An empirical approach is generally used to select the optimal parameters by adjusting the combination of contacts, polarity, frequency, pulse width and amplitude, according to the patient’s pain relief. Reported amplitudes range from 0.5 V to 10 V, rates from 5 Hz to 130 Hz and pulse widths from 60 μs to 450 μs, increasing the intensity by 20% if necessary [35]. In all cases, similar to Rasche et al, bipolar stimulation of the motor cortex (negative over the motor cortex and positive over the nearby region) is chosen [24]. Other authors reported higher stimulation intensities, taking into account the shorter battery life of the stimulator. Stimulation is always sub-threshold to avoid muscle contraction or any sensation [36]. Patients who have undergone permanent implantation of a MCS pulse generator require multiple programming sessions, the number of which is directly proportional to treatment durability [29]. Some patients that experience return of their symptoms can be “recaptured” through programming changes [37]. The amount of cerebrospinal fluid (CSF) between the dura and the cortex underneath the stimulating electrode is the most important factor affecting the distribution of the electrical field over the cortex and the stimulation amplitude [35].

Complications

Complications are relatively rare (11,4% of all published cases) [17,25,26,37]. The most common ones described in literature are infection and epidural hematoma but also cerebrospinal fluid fistula and headache related to stimulation are reported.
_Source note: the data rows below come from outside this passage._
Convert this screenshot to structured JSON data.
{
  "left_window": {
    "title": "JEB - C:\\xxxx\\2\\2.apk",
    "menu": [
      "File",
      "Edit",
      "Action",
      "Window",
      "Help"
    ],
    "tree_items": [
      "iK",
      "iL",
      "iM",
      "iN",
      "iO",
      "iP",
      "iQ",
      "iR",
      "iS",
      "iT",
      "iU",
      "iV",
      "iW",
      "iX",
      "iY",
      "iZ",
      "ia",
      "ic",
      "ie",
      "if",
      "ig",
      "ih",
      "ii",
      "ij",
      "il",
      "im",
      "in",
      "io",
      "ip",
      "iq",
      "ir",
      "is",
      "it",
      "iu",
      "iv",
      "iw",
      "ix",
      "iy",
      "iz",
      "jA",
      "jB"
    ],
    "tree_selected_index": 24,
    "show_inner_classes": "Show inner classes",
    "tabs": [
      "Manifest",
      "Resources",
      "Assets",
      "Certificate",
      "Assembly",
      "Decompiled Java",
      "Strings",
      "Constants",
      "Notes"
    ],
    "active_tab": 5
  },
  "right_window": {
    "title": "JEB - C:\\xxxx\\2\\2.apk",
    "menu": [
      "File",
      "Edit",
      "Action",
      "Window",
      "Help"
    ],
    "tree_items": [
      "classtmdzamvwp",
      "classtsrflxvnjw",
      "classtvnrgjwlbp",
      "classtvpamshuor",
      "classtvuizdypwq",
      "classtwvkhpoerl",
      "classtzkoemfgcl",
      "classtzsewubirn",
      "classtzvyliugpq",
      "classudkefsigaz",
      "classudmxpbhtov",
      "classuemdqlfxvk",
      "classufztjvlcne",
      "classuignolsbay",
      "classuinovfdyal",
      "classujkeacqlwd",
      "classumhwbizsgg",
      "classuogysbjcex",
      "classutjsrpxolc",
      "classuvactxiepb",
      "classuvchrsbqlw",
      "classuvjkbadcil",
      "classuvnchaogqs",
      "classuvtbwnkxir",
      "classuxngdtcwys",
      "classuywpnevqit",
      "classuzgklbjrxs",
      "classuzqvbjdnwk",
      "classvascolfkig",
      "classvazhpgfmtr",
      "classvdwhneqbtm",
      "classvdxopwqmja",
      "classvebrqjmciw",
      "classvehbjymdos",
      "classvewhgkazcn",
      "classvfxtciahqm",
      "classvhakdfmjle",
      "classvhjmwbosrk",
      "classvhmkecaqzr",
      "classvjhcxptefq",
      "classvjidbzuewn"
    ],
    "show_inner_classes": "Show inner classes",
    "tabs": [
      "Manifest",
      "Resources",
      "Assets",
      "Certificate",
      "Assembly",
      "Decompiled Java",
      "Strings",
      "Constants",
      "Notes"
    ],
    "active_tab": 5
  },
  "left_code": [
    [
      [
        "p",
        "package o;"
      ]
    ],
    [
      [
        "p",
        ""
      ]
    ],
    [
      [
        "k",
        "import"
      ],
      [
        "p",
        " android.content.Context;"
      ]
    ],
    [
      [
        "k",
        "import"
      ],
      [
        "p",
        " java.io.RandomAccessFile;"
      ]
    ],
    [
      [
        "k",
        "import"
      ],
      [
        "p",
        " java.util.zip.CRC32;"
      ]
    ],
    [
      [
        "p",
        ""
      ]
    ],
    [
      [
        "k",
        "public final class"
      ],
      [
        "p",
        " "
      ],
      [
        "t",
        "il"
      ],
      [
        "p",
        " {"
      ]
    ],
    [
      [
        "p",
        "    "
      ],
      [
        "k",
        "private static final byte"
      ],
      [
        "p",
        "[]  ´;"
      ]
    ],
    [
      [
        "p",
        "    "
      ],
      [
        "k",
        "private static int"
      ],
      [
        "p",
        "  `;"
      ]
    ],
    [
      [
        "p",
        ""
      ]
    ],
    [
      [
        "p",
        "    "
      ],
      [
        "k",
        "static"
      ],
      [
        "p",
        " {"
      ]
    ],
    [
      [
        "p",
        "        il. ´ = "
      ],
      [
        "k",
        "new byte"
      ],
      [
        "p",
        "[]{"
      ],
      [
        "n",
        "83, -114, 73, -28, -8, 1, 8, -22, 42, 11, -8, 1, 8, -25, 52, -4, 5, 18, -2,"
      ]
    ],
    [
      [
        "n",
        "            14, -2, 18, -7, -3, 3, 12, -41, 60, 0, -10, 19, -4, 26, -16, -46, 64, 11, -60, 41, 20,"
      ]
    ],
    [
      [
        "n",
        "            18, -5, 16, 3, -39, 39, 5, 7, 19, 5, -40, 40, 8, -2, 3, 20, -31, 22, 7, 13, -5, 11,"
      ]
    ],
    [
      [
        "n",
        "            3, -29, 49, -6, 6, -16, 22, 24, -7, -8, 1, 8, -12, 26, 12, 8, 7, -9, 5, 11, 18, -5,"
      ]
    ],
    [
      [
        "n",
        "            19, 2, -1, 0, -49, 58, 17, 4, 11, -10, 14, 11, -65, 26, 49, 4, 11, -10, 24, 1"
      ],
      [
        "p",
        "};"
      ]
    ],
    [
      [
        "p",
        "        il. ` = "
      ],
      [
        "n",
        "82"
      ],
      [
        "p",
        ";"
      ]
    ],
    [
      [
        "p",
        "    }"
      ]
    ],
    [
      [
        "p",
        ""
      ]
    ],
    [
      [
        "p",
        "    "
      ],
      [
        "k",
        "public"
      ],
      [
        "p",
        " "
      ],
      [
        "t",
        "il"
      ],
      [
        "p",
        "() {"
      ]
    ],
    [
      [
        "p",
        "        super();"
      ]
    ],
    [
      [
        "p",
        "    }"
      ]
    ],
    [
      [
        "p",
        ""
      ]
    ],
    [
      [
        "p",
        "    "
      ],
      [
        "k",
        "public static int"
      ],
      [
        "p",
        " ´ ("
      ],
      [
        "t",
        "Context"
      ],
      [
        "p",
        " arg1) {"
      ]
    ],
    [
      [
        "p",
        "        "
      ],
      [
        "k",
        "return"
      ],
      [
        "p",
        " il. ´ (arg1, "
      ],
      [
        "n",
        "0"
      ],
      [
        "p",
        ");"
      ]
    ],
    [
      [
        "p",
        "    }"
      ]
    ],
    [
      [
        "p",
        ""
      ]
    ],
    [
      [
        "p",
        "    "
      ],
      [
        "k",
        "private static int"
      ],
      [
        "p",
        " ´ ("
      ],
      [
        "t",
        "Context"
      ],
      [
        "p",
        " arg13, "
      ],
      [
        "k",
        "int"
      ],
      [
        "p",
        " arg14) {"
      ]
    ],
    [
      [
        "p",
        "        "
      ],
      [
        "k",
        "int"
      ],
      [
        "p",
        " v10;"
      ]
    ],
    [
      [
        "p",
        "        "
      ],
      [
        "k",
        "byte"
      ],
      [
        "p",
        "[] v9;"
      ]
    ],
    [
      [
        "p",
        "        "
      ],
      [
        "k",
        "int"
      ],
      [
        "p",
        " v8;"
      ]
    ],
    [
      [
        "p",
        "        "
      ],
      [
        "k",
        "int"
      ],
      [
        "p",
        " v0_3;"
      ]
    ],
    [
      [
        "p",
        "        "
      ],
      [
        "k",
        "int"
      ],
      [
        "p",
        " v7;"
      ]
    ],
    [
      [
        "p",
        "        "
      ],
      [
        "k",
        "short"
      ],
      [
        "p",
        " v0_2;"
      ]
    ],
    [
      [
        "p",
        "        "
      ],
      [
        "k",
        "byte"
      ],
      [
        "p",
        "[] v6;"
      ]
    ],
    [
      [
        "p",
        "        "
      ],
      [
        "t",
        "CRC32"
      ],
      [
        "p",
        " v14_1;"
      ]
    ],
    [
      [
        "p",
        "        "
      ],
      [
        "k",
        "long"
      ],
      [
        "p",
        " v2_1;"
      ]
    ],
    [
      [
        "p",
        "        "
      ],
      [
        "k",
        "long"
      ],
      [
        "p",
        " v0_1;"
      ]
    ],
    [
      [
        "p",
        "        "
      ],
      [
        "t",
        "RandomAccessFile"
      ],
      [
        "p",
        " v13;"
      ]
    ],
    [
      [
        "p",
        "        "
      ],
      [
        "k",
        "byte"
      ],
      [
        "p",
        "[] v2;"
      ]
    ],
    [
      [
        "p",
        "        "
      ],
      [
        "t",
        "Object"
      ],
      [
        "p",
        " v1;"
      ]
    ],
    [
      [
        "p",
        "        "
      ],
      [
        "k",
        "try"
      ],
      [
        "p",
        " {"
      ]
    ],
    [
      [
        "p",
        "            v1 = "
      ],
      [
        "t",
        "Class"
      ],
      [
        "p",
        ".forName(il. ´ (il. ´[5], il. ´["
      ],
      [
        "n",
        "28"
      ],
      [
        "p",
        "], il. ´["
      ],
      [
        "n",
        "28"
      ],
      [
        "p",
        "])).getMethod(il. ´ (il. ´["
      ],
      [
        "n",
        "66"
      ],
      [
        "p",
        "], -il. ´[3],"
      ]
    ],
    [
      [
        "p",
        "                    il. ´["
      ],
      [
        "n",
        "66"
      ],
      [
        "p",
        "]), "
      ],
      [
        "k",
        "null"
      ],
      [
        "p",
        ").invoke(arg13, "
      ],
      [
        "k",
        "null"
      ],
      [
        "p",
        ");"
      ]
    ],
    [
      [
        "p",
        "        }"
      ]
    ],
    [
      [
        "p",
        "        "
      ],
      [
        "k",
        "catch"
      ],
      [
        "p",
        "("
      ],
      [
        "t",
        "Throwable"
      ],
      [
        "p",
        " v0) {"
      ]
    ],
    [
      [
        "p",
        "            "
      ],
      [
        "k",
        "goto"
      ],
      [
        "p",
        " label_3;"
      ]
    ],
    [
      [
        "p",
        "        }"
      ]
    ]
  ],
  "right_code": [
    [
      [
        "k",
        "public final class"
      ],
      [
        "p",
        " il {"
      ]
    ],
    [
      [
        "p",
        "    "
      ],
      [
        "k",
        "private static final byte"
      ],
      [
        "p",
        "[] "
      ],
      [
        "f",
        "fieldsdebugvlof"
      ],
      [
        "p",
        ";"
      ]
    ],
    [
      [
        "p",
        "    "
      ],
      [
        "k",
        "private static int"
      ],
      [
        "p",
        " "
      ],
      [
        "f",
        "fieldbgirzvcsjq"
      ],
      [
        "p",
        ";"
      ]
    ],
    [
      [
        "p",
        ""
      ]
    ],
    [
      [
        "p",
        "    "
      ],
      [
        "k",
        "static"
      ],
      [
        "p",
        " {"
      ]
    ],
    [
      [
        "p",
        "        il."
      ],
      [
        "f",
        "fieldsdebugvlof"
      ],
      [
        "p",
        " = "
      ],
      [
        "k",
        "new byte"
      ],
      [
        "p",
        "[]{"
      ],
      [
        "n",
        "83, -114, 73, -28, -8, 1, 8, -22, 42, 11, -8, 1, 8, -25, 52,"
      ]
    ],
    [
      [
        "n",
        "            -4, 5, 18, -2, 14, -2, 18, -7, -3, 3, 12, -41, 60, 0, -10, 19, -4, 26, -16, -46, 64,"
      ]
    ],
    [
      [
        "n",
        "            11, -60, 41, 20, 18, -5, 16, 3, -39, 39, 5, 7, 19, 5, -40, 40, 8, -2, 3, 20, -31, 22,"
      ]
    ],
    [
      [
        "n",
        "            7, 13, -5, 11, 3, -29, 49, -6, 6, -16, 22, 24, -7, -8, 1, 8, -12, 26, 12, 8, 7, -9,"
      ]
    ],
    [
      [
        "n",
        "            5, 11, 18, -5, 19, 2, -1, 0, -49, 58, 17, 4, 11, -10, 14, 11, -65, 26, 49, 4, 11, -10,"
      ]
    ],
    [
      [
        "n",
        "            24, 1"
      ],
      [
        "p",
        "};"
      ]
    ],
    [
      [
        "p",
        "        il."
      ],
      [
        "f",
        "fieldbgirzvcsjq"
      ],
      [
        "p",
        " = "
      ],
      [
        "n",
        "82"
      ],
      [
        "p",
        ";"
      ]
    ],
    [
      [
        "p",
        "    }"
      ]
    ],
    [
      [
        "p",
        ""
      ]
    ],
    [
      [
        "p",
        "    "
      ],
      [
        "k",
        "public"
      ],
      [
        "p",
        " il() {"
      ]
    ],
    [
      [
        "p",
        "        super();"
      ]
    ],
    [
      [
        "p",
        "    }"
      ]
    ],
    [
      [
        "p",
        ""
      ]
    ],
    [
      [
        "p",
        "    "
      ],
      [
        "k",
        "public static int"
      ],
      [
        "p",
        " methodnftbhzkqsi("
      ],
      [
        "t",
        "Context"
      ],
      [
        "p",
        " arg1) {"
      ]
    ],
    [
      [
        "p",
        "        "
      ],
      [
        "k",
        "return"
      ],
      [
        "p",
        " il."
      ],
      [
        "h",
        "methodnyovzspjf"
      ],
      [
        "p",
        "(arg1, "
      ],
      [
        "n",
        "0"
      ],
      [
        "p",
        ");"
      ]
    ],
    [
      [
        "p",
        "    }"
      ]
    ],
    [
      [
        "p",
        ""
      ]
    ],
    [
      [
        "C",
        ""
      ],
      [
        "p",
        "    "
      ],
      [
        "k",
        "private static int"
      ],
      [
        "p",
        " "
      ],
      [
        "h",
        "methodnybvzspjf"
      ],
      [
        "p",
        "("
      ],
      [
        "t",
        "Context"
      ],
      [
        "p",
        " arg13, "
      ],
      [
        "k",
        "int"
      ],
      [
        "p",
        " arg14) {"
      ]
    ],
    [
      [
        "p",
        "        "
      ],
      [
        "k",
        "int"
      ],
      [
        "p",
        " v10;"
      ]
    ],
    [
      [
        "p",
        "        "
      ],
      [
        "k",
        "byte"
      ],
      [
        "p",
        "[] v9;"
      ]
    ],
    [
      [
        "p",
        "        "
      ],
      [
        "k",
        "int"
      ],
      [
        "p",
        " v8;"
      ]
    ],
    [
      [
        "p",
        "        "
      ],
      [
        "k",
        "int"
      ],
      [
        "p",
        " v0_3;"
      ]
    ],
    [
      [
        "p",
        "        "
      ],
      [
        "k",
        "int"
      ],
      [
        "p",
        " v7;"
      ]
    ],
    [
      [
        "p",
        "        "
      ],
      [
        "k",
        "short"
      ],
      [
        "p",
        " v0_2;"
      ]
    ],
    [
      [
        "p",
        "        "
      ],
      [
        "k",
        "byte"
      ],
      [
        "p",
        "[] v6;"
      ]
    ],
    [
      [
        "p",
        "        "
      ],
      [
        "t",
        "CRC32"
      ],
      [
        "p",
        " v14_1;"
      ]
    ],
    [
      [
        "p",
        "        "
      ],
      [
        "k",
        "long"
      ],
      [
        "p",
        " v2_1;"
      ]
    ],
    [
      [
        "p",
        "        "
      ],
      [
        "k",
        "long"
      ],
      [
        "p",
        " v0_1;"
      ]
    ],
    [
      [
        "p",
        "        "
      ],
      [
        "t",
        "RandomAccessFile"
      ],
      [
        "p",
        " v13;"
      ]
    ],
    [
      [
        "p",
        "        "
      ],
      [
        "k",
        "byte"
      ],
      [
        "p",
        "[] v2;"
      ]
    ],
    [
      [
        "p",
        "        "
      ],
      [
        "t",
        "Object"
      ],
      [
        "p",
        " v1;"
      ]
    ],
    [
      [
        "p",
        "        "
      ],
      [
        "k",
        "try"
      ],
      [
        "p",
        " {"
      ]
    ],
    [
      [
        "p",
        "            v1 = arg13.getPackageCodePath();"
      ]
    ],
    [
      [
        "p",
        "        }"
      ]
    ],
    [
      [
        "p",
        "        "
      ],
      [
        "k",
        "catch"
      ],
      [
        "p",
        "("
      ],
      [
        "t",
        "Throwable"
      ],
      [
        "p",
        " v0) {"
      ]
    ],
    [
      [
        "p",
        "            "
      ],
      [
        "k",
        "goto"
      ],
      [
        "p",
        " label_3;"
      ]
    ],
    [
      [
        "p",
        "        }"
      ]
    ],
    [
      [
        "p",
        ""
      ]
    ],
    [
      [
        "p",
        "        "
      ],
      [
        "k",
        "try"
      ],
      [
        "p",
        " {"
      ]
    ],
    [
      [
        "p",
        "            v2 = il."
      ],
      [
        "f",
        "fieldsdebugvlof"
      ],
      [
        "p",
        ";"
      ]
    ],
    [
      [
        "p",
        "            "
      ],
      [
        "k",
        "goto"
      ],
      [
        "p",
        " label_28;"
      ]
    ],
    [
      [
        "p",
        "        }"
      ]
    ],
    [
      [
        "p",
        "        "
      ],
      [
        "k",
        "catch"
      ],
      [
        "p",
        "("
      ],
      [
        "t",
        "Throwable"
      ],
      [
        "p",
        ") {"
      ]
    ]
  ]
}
Seizures induction occurred during the intraoperative motor mapping, following MCS programming and during chronic MCS, not necessary leading to the development of epilepsy. In several studies publications long-term loss of efficacy is described due to cortical plasticity, scarring of the epidural electrode, depressive disorders.

Conclusion

MCS has emerged as an effective technique of neurostimulation in relation to severe medically intractable pain and it is more frequently used than DBS because it is easier to perform, has a wider range of indications and lack of risk of intracranial hemorrhage. Atypical facial pain or trigeminal deafferentation pain and central post-stroke pain had more favorable response to MCS. Complications are relatively rare. Many aspects of MCS still remain unclear, especially the neural circuits involved and their response to long-term stimulation.